Chercher sans chercher, comme on voit sans regarder...
08. Dezember 2023
von Marinka Limat
Suite de l'article « Jérôme Leuba et l'ambiguïté ».
Pour décrire sa pratique, Jérôme Leuba utilise le terme « espaces perméables ». Autrement dit, le spectateur fait face, consciemment ou non, à des situations ambiguës qui relèvent du domaine du visible et de l’invisible. Dans son travail artistique, Jérôme met en place toute un setting (registre de dispositifs), mariant à la fois le quotidien à une certaine dramaturgie (concept d’insertion) et laissant libre cours à l’improvisation. Cette mise en action d’une intention subtile permet de sonder l’influence des rôles, d’interroger et de remettre en question certains us et coutumes (les comportements, les codes, les lois… de politesse). Et c’est l’imprévu qui nous extrait de la routine. Nous sommes incité.e.s à agir ou à réagir, parfois amené.e.s simplement à observer. De telles situations, aussi infimes soient-elles, ne laissent sans conteste pas indifférent. N’y-a-t-il pas là un potentiel qui émerge de l’entre-deux (entre le commun et le remarquable, entre le planifié et l’imprévisible) ? Une force permettant de déclencher et d’expérimenter une multitude de possibilités à vivre et percevoir le moment sous différents angles... un effet de surprise intense qui donne la part belle au présent.
Retour à Zürich.
Nous poursuivons avec différents exercices et expérimentations. Force est de constater que la plupart du temps « less is more ». Moins nous faisons, plus fort est l’effet de surprise et la réaction émanant de nos vis-à-vis. Nous sommes invité.e.s à travailler notre présence, notre regard, notre ressenti, notre patience, notre corporalité : créer une tension dans le contexte d’une situation de la vie quotidienne en lui offrant une attention soutenue. Nous précisons nos postures et nos attitudes tout en évitant le côté extraverti. Plus notre insertion est subtile, plus elle devient intéressante. Surgit alors dans mon esprit moult questions.

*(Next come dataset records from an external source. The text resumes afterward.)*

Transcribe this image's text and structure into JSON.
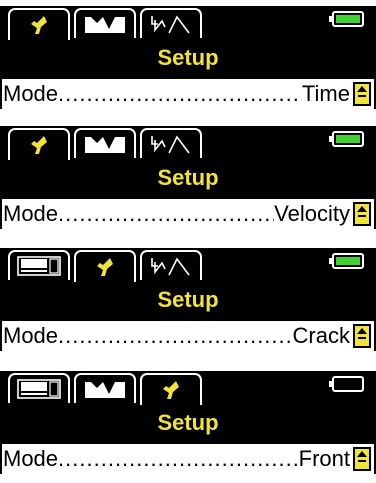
{
  "colors": {
    "background": "#000000",
    "accent_yellow": "#f2e23c",
    "battery_green": "#3fd12f",
    "row_background": "#ffffff"
  },
  "panels": [
    {
      "tabs": [
        {
          "icon": "wrench-icon",
          "active": true
        },
        {
          "icon": "waveform-icon",
          "active": false
        },
        {
          "icon": "sweep-icon",
          "active": false
        }
      ],
      "battery_level": 0.85,
      "title": "Setup",
      "mode_label": "Mode",
      "mode_value": "Time"
    },
    {
      "tabs": [
        {
          "icon": "wrench-icon",
          "active": true
        },
        {
          "icon": "waveform-icon",
          "active": false
        },
        {
          "icon": "sweep-icon",
          "active": false
        }
      ],
      "battery_level": 0.85,
      "title": "Setup",
      "mode_label": "Mode",
      "mode_value": "Velocity"
    },
    {
      "tabs": [
        {
          "icon": "display-icon",
          "active": false
        },
        {
          "icon": "wrench-icon",
          "active": true
        },
        {
          "icon": "sweep-icon",
          "active": false
        }
      ],
      "battery_level": 0.85,
      "title": "Setup",
      "mode_label": "Mode",
      "mode_value": "Crack"
    },
    {
      "tabs": [
        {
          "icon": "display-icon",
          "active": false
        },
        {
          "icon": "waveform-icon",
          "active": false
        },
        {
          "icon": "wrench-icon",
          "active": true
        }
      ],
      "battery_level": 0.0,
      "title": "Setup",
      "mode_label": "Mode",
      "mode_value": "Front"
    }
  ]
}
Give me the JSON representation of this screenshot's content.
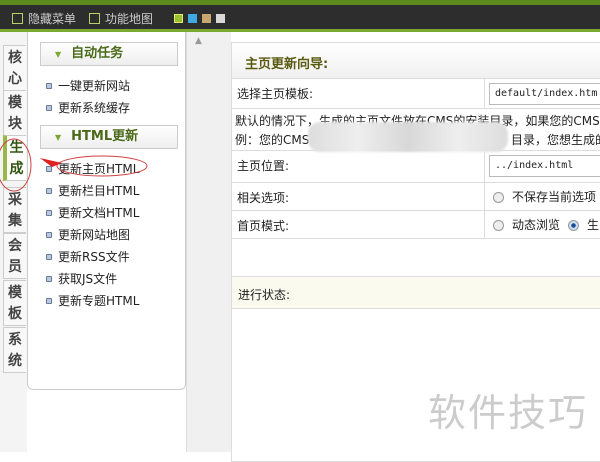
{
  "topbar": {
    "hide_menu": "隐藏菜单",
    "function_map": "功能地图",
    "swatches": [
      "#9ac030",
      "#40a8e0",
      "#c8a870",
      "#d8d8d8"
    ]
  },
  "tabs": [
    "核心",
    "模块",
    "生成",
    "采集",
    "会员",
    "模板",
    "系统"
  ],
  "active_tab": "生成",
  "menu": {
    "groups": [
      {
        "title": "自动任务",
        "items": [
          "一键更新网站",
          "更新系统缓存"
        ]
      },
      {
        "title": "HTML更新",
        "items": [
          "更新主页HTML",
          "更新栏目HTML",
          "更新文档HTML",
          "更新网站地图",
          "更新RSS文件",
          "获取JS文件",
          "更新专题HTML"
        ]
      }
    ]
  },
  "main": {
    "title": "主页更新向导:",
    "template_label": "选择主页模板:",
    "template_value": "default/index.htm",
    "desc_line1": "默认的情况下，生成的主页文件放在CMS的安装目录，如果您的CMS不是",
    "desc_line2a": "例：您的CMS",
    "desc_line2b": "目录，您想生成的",
    "location_label": "主页位置:",
    "location_value": "../index.html",
    "options_label": "相关选项:",
    "options_radio": "不保存当前选项",
    "mode_label": "首页模式:",
    "mode_dynamic": "动态浏览",
    "mode_static": "生",
    "status_label": "进行状态:"
  },
  "watermark": "软件技巧"
}
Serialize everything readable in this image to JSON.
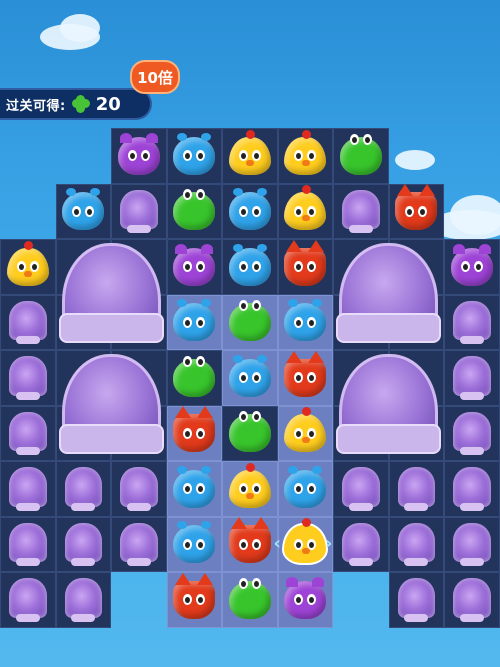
{
  "hud": {
    "label": "过关可得:",
    "reward_icon": "clover-icon",
    "reward_count": "20"
  },
  "multiplier_badge": "10倍",
  "colors": {
    "board": "#22345c",
    "board_light": "#6b7fc1",
    "owl": "#9d43d6",
    "hippo": "#2fa3ea",
    "chick": "#ffcd1e",
    "frog": "#38c52c",
    "fox": "#e23a1b",
    "dome": "#9d6fd9"
  }
}
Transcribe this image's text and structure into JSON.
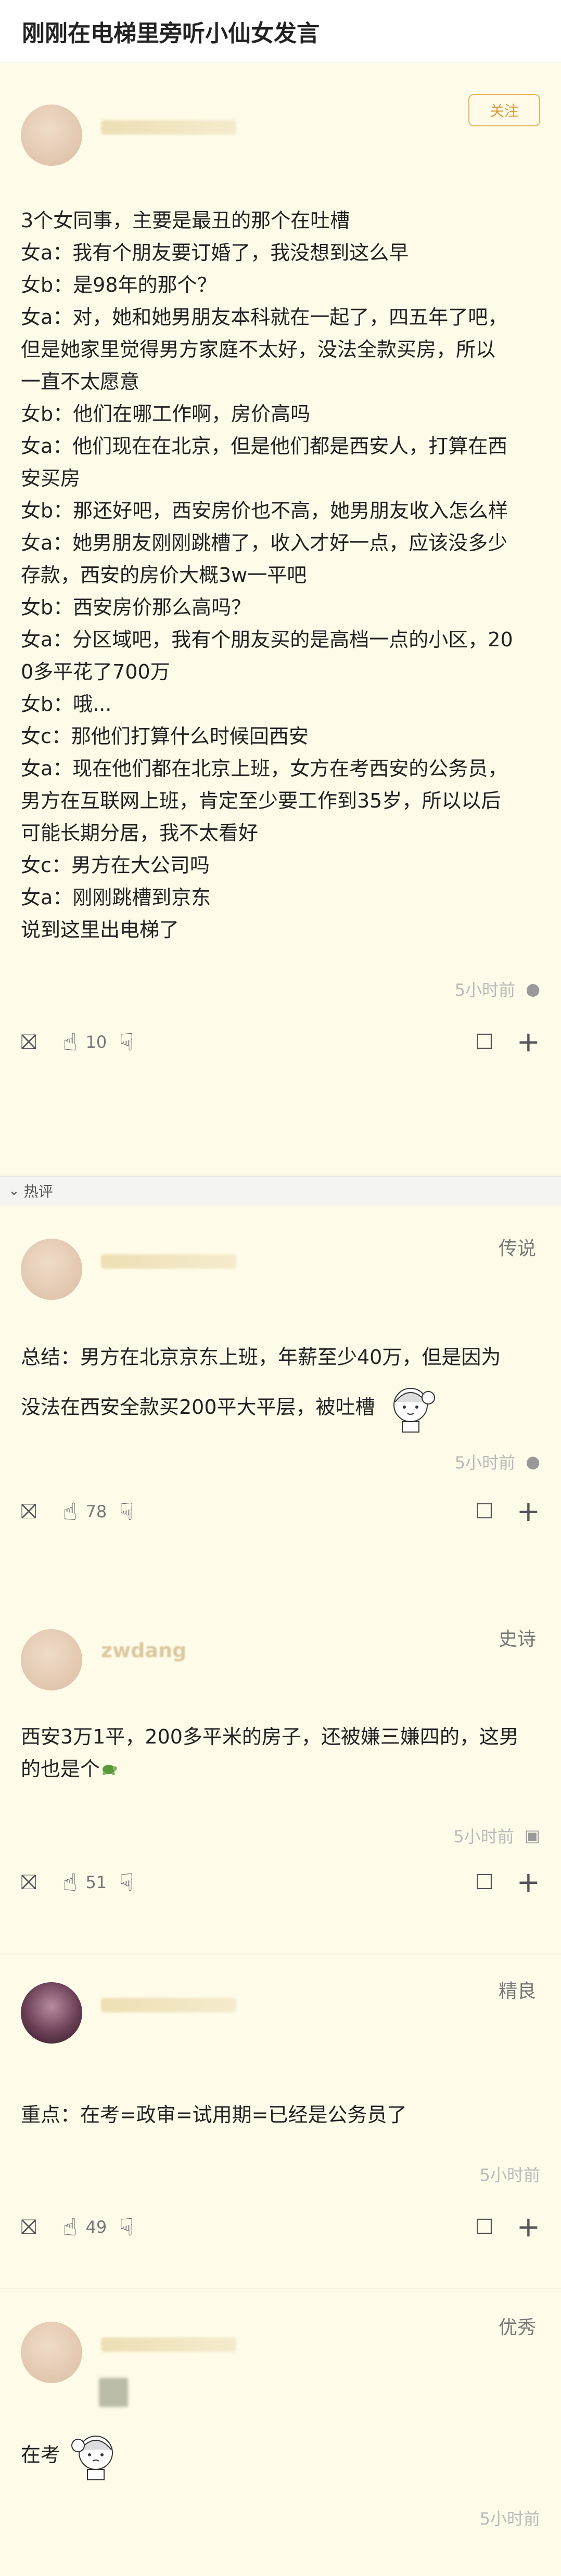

Qu'est-ce qui est « normal » ? Jusqu'où la « subtilité » peut-elle nous mener ? Qu’est-ce qui est explicite, et pour qui ? Qu’est-ce qui est provocant, et pour qui ? En quel endroit peut-on créer un « décalage » ? Où sont les limites ? Qui définit les règles ? Les codes de circulation sont-ils les mêmes dans chaque espace public ? Les acteurs d’une séquence artistique sont-ils habilités à dicter leurs propres normes ? Quels risques encoure-t-on ? Faut-il arrêter le trafic ? Sommes-nous prêts à accueillir les réactions des personnes qui ne font pas partie du « jeu » ? Qui prend la responsabilité ? Est-ce que tout est permis ? Où commence l'espace public ?
Je termine ces propos en relatant une anecdote personnelle. En janvier 2023, je rends visite à ma collaboratrice qui vit à Vienne. Holly me raconte que, dans le quartier où elle réside, elle aperçoit quotidiennement, à différentes heures, un vieux monsieur posté à la fenêtre donnant sur la rue, sur le trottoir plus précisément. Ce personnage prend place chaque jour de l’année, à toute heure, devant la fenêtre ouverte d’un appartement situé au rez et fixe les passants. Intriguée, je tente l’expérience de l’observation réciproque. Et il est là. Il me fixe. Il ne fait rien, ne fume pas, ne boit pas. Il fixe avec un regard soutenu l’extérieur. J’ai l’impression d’être touchée dans mon intimité. Je me sens un peu mal à l’aise. C’est comme si j’avais fait immersion chez lui, dans sa sphère privée. Pourtant, je me trouve à l’extérieur, dans l’espace public, n'est-ce pas ? Je suis en règle, j’ai le droit de faire mon chemin. Et lui, est-il est dans ses droits, avoir une fenêtre ouverte et scruter les environs ?
Pour approfondir le sujet, voici les ouvrages de références que Jérôme Leuba nous a présentés : Erving Goffmann « La mise en scène de la vie quotidienne »; Allan Kaprow « L’art et la vie confondus »; Barbara Formis « Esthétique de la vie ordinaire »; Yves Citton « Pour une écologie de l’attention »; John Dewey « L’art comme expérience »; Tim Ingold « L’anthropologie comme éducation »; Jacques Rancière « Le spectateur émancipé »; Robert Filiou « Enseigner et apprendre ».